Israël a évacué les populations juives de la bande de Gaza sans heurts. Le désengagement tant attendu a été la cible des critiques des extrémismes de tous bords. L’extrême gauche européenne dénonçait une manoeuvre d’enfermement des Palestiniens, l’extrême droite et la droite nationaliste israéliennes, la trahison du gouvernement, les mouvements terroristes palestiniens annonçant, quant à eux, la reprise des campagnes d’attentats. Que ne nous avait-on également prédit! L’effondrement de la société israélienne, la guerre civile -même!-, la crispation de la classe politique, les affrontements sanglants entre Juifs israéliens et Tsahal…

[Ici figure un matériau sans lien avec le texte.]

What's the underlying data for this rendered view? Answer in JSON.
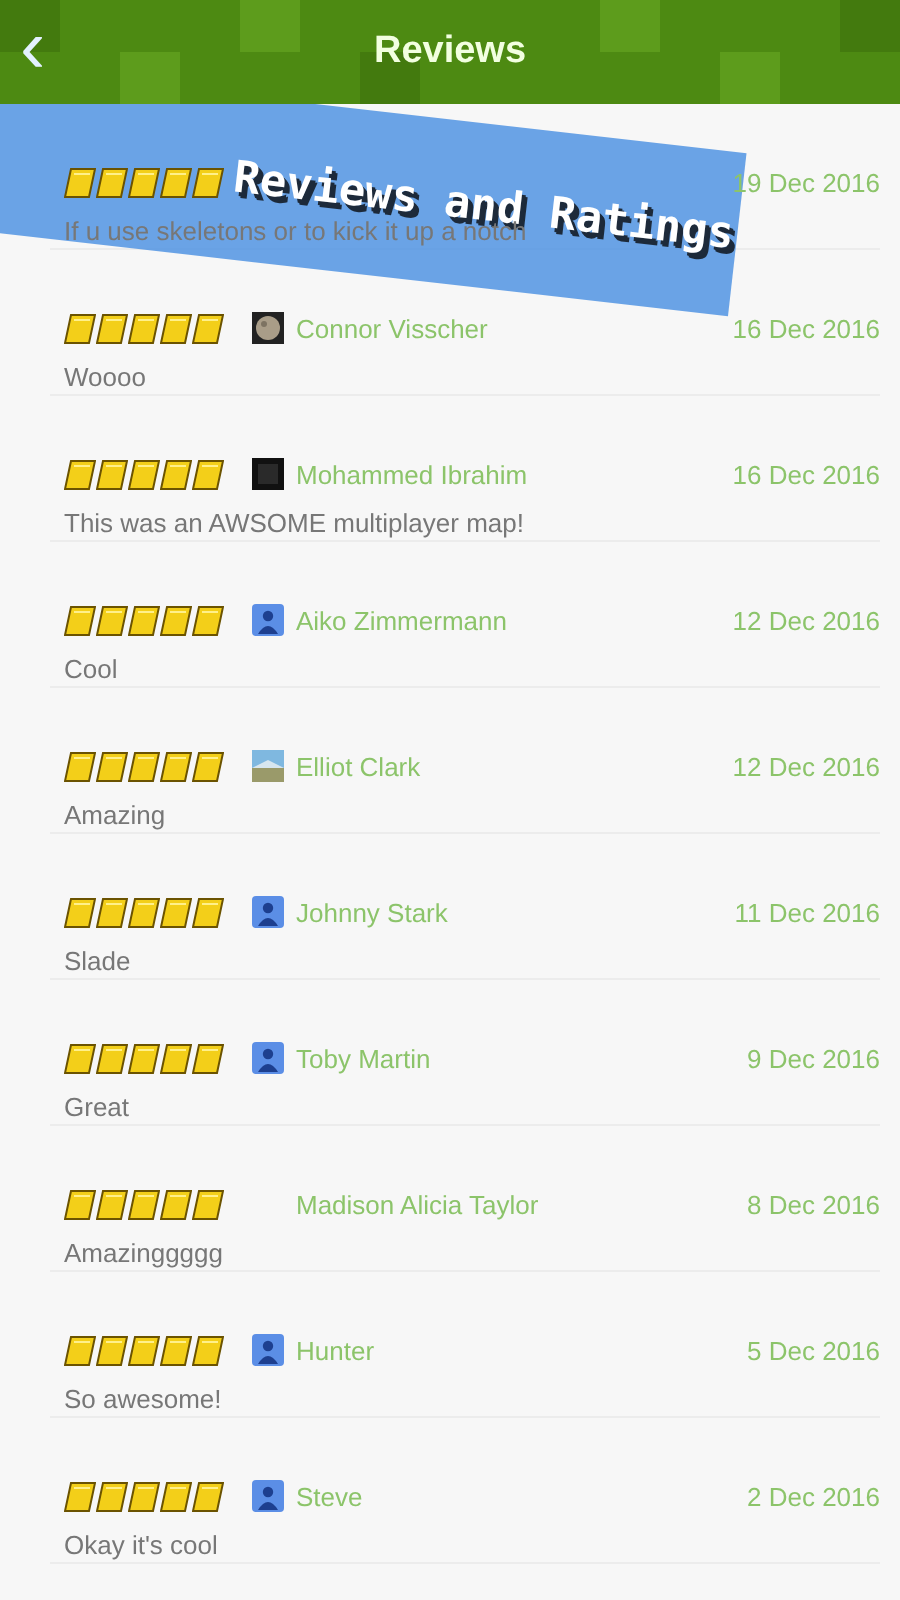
{
  "header": {
    "back_icon": "‹",
    "title": "Reviews"
  },
  "banner": {
    "text": "Reviews and Ratings"
  },
  "reviews": [
    {
      "stars": 5,
      "date": "19 Dec 2016",
      "comment": "If u use skeletons or to kick it up a notch"
    },
    {
      "stars": 5,
      "name": "Connor Visscher",
      "date": "16 Dec 2016",
      "comment": "Woooo"
    },
    {
      "stars": 5,
      "avatar": {
        "kind": "dark"
      },
      "name": "Mohammed Ibrahim",
      "date": "16 Dec 2016",
      "comment": "This was an AWSOME multiplayer map!"
    },
    {
      "stars": 5,
      "avatar": {
        "kind": "default"
      },
      "name": "Aiko Zimmermann",
      "date": "12 Dec 2016",
      "comment": "Cool"
    },
    {
      "stars": 5,
      "avatar": {
        "kind": "landscape"
      },
      "name": "Elliot Clark",
      "date": "12 Dec 2016",
      "comment": "Amazing"
    },
    {
      "stars": 5,
      "avatar": {
        "kind": "default"
      },
      "name": "Johnny Stark",
      "date": "11 Dec 2016",
      "comment": "Slade"
    },
    {
      "stars": 5,
      "avatar": {
        "kind": "default"
      },
      "name": "Toby Martin",
      "date": "9 Dec 2016",
      "comment": "Great"
    },
    {
      "stars": 5,
      "name": "Madison Alicia Taylor",
      "date": "8 Dec 2016",
      "comment": "Amazinggggg"
    },
    {
      "stars": 5,
      "avatar": {
        "kind": "default"
      },
      "name": "Hunter",
      "date": "5 Dec 2016",
      "comment": "So awesome!"
    },
    {
      "stars": 5,
      "avatar": {
        "kind": "default"
      },
      "name": "Steve",
      "date": "2 Dec 2016",
      "comment": "Okay it's cool"
    }
  ]
}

En dépit du scepticisme et de la contestation, Ariel Sharon a tenu bon, et mené son projet à son terme. Il a considéré, comme le camp de la paix l’a toujours soutenu, que la sécurité intérieure d’Israël serait mieux assurée par le redéploiement des soldats le long de la frontière -ce qui n’exclut malheureusement pas la possibilité de nouvelles violences-, et que le pays était prêt à absorber l’onde de choc suscitée par le retrait. Plus fondamentalement, il a engagé Israël dans un processus qui rapproche enfin les acteurs d’une solution définitive : la paix en échange de la terre. Certes, Ariel Sharon n’est pas Yitzhak Rabin, leurs parcours et leurs références politiques sont diamétralement opposés. Bien sûr, l’enthousiasme d’Oslo a disparu. La seconde intifada, l’ambiguïté de Yasser Arafat, les représailles israéliennes, les douleurs consécutives aux pertes humaines israéliennes et palestiniennes ont fait leur oeuvre, marquant au fer rouge le coeur des deux sociétés civiles. Bien entendu, le retrait est moins ambitieux que le Plan de Genève et séquentialise l’initiative en vue de stabiliser sur le terrain les étapes intermédiaires. Mais il a le mérite -inestimable- d’exister politiquement et d’être appliqué.

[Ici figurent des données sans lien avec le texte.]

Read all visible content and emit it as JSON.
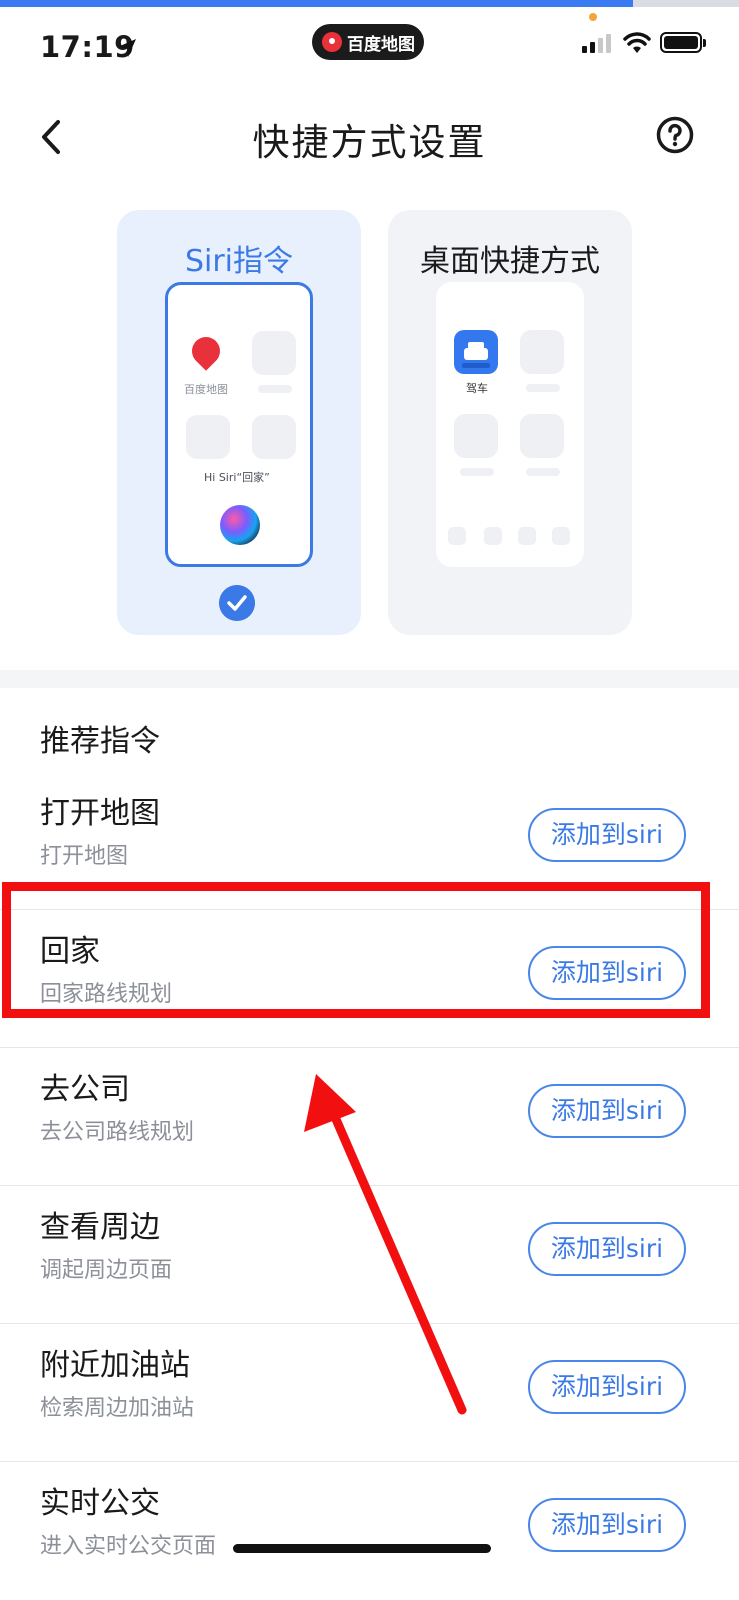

En lieu et place des catastrophes annoncées et à l’exception de certains débordements inévitables, le retrait s’est globalement bien déroulé, les défections ont été rapidement maîtrisées, l’armée a fait preuve d’une retenue et d’une humanité exemplaires, tandis que les civils évacués ont principalement marqué leur réprobation, souvent vive, par des voies que seul le respect du jeu démocratique permet d’emprunter, adoptant une posture davantage affective et sentimentale qu’idéologique.

Eviter le manichéisme
Si l’opinion publique européenne a été émue par cette démonstration de la maturité israélienne, elle a cependant accompagné son appréciation politique du retrait d’un insupportable procès d’intention instruit à l’encontre de l’Etat hébreu. De nombreux observateurs «avertis» -les mêmes, au demeurant, qui prédisaient qu’il ne rendrait Gaza que dans un bain de sang- ne se sont pas privés de déclarer ou d’écrire qu’il rétrocédait d’autant plus volontiers Gaza aux Palestiniens qu’il n’évacuerait jamais la Cisjordanie. Outre la gratuité de ces propos, soutenir une telle affirmation revient à ignorer les déclarations publiques d’acteurs politiques israéliens majeurs, y compris d’Ariel Sharon, soulignant à plusieurs reprises qu’Israël n’avait pas vocation à priver les Palestiniens de leur liberté. Il convient de rappeler que le sionisme est un mouvement historique d’émancipation, il n’a pas pour finalité l’occupation arbitraire de terres ou la domination d’un autre peuple. En outre, la proximité géographique des deux entités nationales et l’évolution des courbes démographiques indiquent clairement qu’aucun des deux voisins ne peut espérer vivre en paix et garantir sa propre pérennité s’il ne se soucie pas de celle de son partenaire.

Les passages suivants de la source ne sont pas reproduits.